There are around 70 kangaroos at the sanctuary. ‘The first thing we do when an orphan comes in is give them a buddy so they’ll never be alone,’ Barns tells the small group of visitors on my visit. ‘We rescue babies from dead mums at the roadside… So to them, I’m mum,’ he explains, as he feeds a pair of orphans from a milk bottle.
The film Kangaroo is set in the fictional Outback town of Silver Gum and follows Sydney TV weatherman Chris Masterman (played by Ryan Corr), who becomes stranded after a car accident and teams up with a 12-year-old indigenous girl named Charlie (played by Lily Whiteley) to rescue injured and orphaned kangaroos.
Barns – the real-life founder of the sanctuary, 20 years ago – has never worked as a weatherman, run his car into a kangaroo or befriended a local girl named Charlie, but he certainly shares Corr’s star quality.
Kangaroo is set to be one of this year’s hit feel-good family films – hitting UK cinema screens on 30 January
Chris ‘Brolga’ Barns – alongside two joeys from his sanctuary in Australia
He’s a tall, charismatic former zookeeper who cuts a wild, Crocodile Dundee-type figure in his Outback hat and khaki overalls – little wonder locals have nicknamed him Kangaroo Dundee.
Most of his roos, he says, have been brought in by drivers who have stumbled across a dead creature and looked inside the pouch.
Barns is keen to educate visitors about the need to do this – and his number one tip is always to carry a pillowcase in your car boot to act as a temporary pouch for an orphaned joey.
He picks up a bucket of feed and a dozen adult kangaroos come bouncing over in a scene so picture-perfect it almost looks put on. But Barns insists this is what happens every day here on his 188-acre reserve, even when public tours are not running.
The santuary’s eventual aim? ‘To try to get all of them back to the bush,’ he says.
Children must be over the age of seven to visit the reserve, which is far from being some kind of kangaroo Disneyland. There’s no gift shop or café and Barnes intends to keep it that way.
There’s plenty else to do in Alice Springs. After cuddling and bottle-feeding the joeys, I try dot painting with local artist Ayeye Atyenhe in the local botanic gardens.
Then I go swimming in sacred gorges surrounded by some of the world’s oldest eucalyptus and ghost gum trees. I even attend a traditional healing ceremony at the Akeyulerre Healing Centre.

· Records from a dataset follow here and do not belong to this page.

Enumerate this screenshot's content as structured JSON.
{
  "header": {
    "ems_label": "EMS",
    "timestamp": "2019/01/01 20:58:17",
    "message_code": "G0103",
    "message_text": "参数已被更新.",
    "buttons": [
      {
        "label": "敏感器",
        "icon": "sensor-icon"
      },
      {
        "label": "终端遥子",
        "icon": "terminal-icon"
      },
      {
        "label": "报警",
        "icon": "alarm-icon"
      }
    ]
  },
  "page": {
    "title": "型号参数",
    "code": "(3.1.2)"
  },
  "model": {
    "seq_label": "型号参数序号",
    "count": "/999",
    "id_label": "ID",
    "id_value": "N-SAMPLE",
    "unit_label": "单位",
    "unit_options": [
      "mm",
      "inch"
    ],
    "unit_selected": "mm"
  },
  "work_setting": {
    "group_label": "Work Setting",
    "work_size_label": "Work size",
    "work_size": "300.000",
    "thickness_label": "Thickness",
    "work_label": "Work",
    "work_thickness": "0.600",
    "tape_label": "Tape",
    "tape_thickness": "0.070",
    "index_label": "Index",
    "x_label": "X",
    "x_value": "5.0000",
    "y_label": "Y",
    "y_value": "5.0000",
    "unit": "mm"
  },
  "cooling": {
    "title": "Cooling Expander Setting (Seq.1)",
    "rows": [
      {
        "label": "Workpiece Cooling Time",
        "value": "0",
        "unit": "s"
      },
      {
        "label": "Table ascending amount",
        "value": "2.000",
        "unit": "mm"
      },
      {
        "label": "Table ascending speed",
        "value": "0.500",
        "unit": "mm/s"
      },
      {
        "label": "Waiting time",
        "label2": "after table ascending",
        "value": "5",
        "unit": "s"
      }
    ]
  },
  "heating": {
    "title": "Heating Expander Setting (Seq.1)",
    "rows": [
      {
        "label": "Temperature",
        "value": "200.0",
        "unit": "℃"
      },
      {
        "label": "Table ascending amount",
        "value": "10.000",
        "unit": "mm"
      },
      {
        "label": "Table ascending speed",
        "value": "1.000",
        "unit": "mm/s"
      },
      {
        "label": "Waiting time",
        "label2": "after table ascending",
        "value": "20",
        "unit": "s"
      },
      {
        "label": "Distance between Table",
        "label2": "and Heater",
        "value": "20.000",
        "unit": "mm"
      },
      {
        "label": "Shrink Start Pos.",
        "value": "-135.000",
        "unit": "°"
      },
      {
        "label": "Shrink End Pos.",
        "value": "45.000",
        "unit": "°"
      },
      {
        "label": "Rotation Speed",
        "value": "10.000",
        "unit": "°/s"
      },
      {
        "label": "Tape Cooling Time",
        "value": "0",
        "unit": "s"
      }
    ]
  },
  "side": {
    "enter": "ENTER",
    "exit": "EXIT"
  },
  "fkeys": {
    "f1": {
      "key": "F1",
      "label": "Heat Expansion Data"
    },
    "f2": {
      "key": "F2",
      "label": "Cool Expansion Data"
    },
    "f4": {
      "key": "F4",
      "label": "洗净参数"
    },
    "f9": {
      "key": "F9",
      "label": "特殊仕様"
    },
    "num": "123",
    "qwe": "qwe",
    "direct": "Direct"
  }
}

Kangaroos at Alice Springs Desert Park – which is well worth a visit
Barns, right, is a tall, charismatic former zookeeper who cuts a wild, Crocodile Dundee-type figure in his Outback hat and khaki overalls
Katie at Standley Chasm, a gorge in the West MacDonnell Ranges not far from Alice Springs
Bill from Sandrifter Safaris is your man for a day trip exploring the nearby East MacDonnell Ranges, and John from Alice Springs Expeditions runs fantastic tours in the equally breathtaking West MacDonnell Ranges – a chance to tick off many of the gorges, waterholes and hiking trails featured in the film.
On a tour of West MacDonnell, our Aboriginal guide Will talks us through some of the ‘dreaming’ creation stories that have been passed through the generations here and are used to explain the landscape’s giant rock formations.
It’s a joyful experience entering the remote, evocative scenery – just as it has been witnessing the kangeroos up close and personal.
My advice? Go see the film… then visit the stars of it, too.
Kangaroo is released in UK cinemas on Friday, January 30.